Neither supports CIBA, token vaults, or FGA. Both platforms lack native CIBA for asynchronous human-in-the-loop authorization workflows. Neither offers dedicated token vaults for managing third-party API credentials used by agents. Neither provides Fine-Grained Authorization for RAG pipeline scoping. Supabase's open-source portability is the only agent-specific offering between the two.

When to pick which

  • Pick Supabase when building agent systems requiring self-hosted or air-gapped deployment for regulated environments (healthcare, finance, defense), because its open-source codebase enables on-premises deployment with database-native Row-Level Security for agent access scoping.

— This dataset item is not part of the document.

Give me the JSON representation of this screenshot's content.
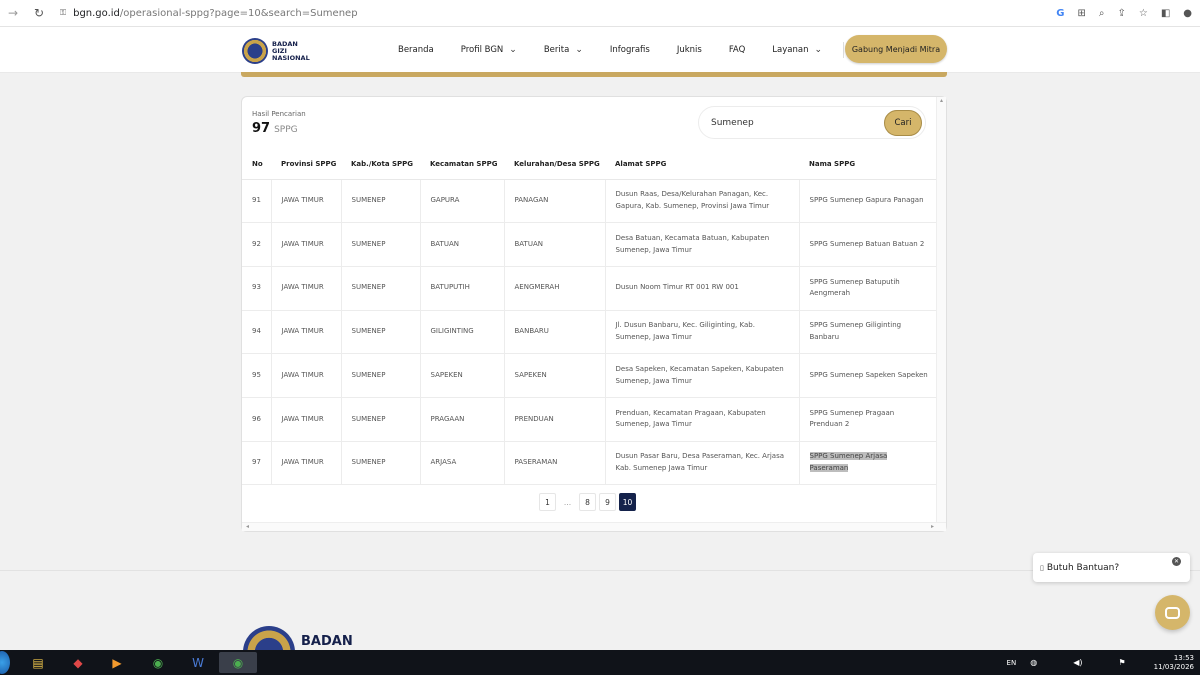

  • Pick Supabase when building a new application from scratch that needs a complete open-source data layer, because its built-in authentication primitives tie directly into its PostgreSQL database and backend services through Row-Level Security without requiring separate identity infrastructure.

  • Pick Supabase when open-source portability and self-hosting are priorities, because its fully open codebase allows deployment within organization-controlled infrastructure free from proprietary vendor lock-in.

  • Pick Firebase when building a new application on Google Cloud Platform that requires tight integration with Firestore, Cloud Functions, or GCP's event-driven infrastructure, because its native GCP bindings provide a unified data and authentication layer without custom bridge integrations.